The core issue is control. The players say they were not informed beforehand and that Betclic used their images after a team photoshoot. At the same time, reports say Betclic was acting as an official partner of the FFF and had contractual grounds to use the images during partner activities. That makes this less about one advertiser and more about who controls which brands can attach to players' images.
Mbappé had already threatened to skip the photo session over image-rights terms, and the federation responded by saying it would revise the relevant agreement. The broader point is that the commercial setup remains contested at a time when France would ideally want focus on the pitch.
The 2010 image-rights deal is the real flashpoint
This dispute is really about how France monetizes player image rights and who gets decision-making power. The current setup still runs on a collective agreement dating back to 2010. Under that deal, players take part in marketing operations and receive €25,000/$25,000 per international match. For most players, that is meaningful money. For high-profile stars, though, it is still a flat fee rather than real control over how their image is used commercially.

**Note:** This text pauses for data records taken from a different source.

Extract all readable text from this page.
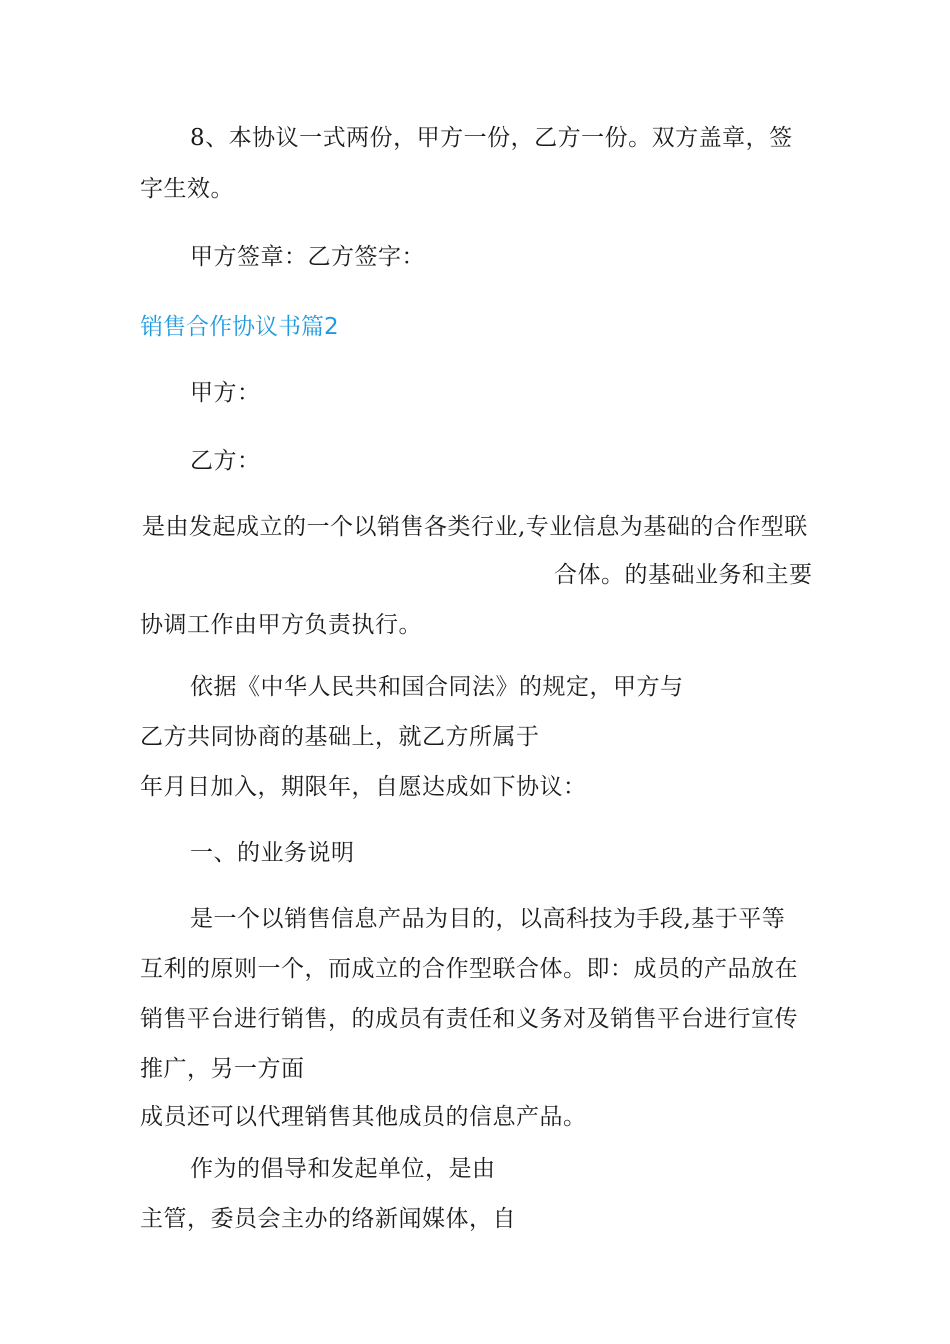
8、本协议一式两份，甲方一份，乙方一份。双方盖章，签
字生效。
甲方签章：乙方签字：
销售合作协议书篇2
甲方：
乙方：
是由发起成立的一个以销售各类行业,专业信息为基础的合作型联
合体。的基础业务和主要
协调工作由甲方负责执行。
依据《中华人民共和国合同法》的规定，甲方与
乙方共同协商的基础上，就乙方所属于
年月日加入，期限年，自愿达成如下协议：
一、的业务说明
是一个以销售信息产品为目的，以高科技为手段,基于平等
互利的原则一个，而成立的合作型联合体。即：成员的产品放在
销售平台进行销售，的成员有责任和义务对及销售平台进行宣传
推广，另一方面
成员还可以代理销售其他成员的信息产品。
作为的倡导和发起单位，是由
主管，委员会主办的络新闻媒体，自
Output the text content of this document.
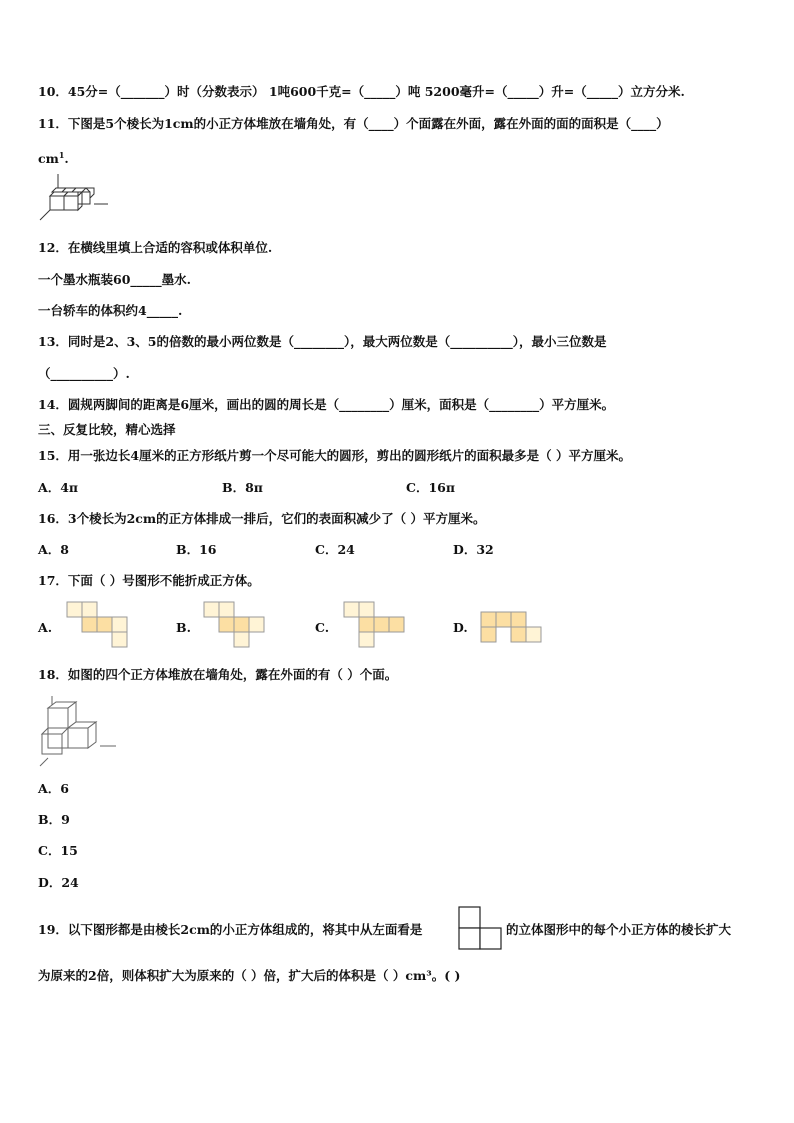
10．45分=（_______）时（分数表示） 1吨600千克=（_____）吨 5200毫升=（_____）升=（_____）立方分米.
11．下图是5个棱长为1cm的小正方体堆放在墙角处，有（____）个面露在外面，露在外面的面的面积是（____）
$cm^1$.
12．在横线里填上合适的容积或体积单位.
一个墨水瓶装60_____墨水.
一台轿车的体积约4_____.
13．同时是2、3、5的倍数的最小两位数是（________），最大两位数是（__________），最小三位数是
（__________）.
14．圆规两脚间的距离是6厘米，画出的圆的周长是（________）厘米，面积是（________）平方厘米。
三、反复比较，精心选择
15．用一张边长4厘米的正方形纸片剪一个尽可能大的圆形，剪出的圆形纸片的面积最多是（ ）平方厘米。
A．4π	B．8π	C．16π
16．3个棱长为2cm的正方体排成一排后，它们的表面积减少了（ ）平方厘米。
A．8	B．16	C．24	D．32
17．下面（ ）号图形不能折成正方体。
A.	B.	C.	D.
18．如图的四个正方体堆放在墙角处，露在外面的有（ ）个面。
A．6
B．9
C．15
D．24
19．以下图形都是由棱长2cm的小正方体组成的，将其中从左面看是	的立体图形中的每个小正方体的棱长扩大
为原来的2倍，则体积扩大为原来的（ ）倍，扩大后的体积是（ ）cm³。( )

The federation views the package as a collective asset: the national team sells sponsor inventory, players appear in materials, and the federation manages the broader commercial relationship. Players, meanwhile, often see a different balance: their faces carry much of the appeal, yet they have limited say over which categories are linked to them.
Why betting keeps becoming the trigger
Betting sits at the center because it is a high-spending sponsor category and because conflicts with players' personal deals tend to show up most clearly there. Players increasingly want a say on which sponsors appear with them, especially in betting. That helps explain why this fight keeps resurfacing rather than staying confined to one ad or one player.

Why this matters beyond one campaign
This was not a brand-new argument. It flared during the 2022 World Cup buildup, when Mbappé refused to participate in sponsor activities over the same image-rights framework. The fact that it is back ahead of the 2026 tournament suggests the underlying commercial model still has not been fully resolved.
What is at stake for the FFF, FIFA, and betting sponsors
The dispute also lands against a wider backdrop of betting-related monetization in football. FIFA has added another gambling industry sponsor to the 2026 World Cup cycle in a tournament expected to generate more than $11 billion in revenue for the sport's governing body. In that context, national-team sponsor inventory is more valuable, but also more exposed, when players challenge how brands can use their images.
If a betting ad can be contested a few days before France's debut, the practical risk for federations is clearer: sponsor value is not just about securing rights on paper. It also depends on smooth execution when player consent, category preferences, and federation contracts do not line up.
The immediate commercial risk for France
The FFF already said it would revise, as soon as possible, the agreement on image rights, but the current dispute shows that promise did not settle the issue. As long as players can push back against specific sponsor categories, federation commercial packages carry more execution risk than a simple cash-for-access model suggests.
Mbappé's influence still matters commercially
Mbappé has pressed for a say on which sponsors linked to players during international duty, and the latest fight involves five France national team players contesting the use of their images. That does not prove lasting damage to France's commercial revenue, but it does show why betting partners and federations need to pay closer attention to consent, category controls, and timing.
When this stays a headline versus when it becomes a commercial problem
If the dispute remains confined to this ad and does not spread to other sponsors or campaigns, it may fade as a tournament-era controversy. If similar challenges multiply, however, they could make betting-heavy sponsorship models harder to execute cleanly around major national teams.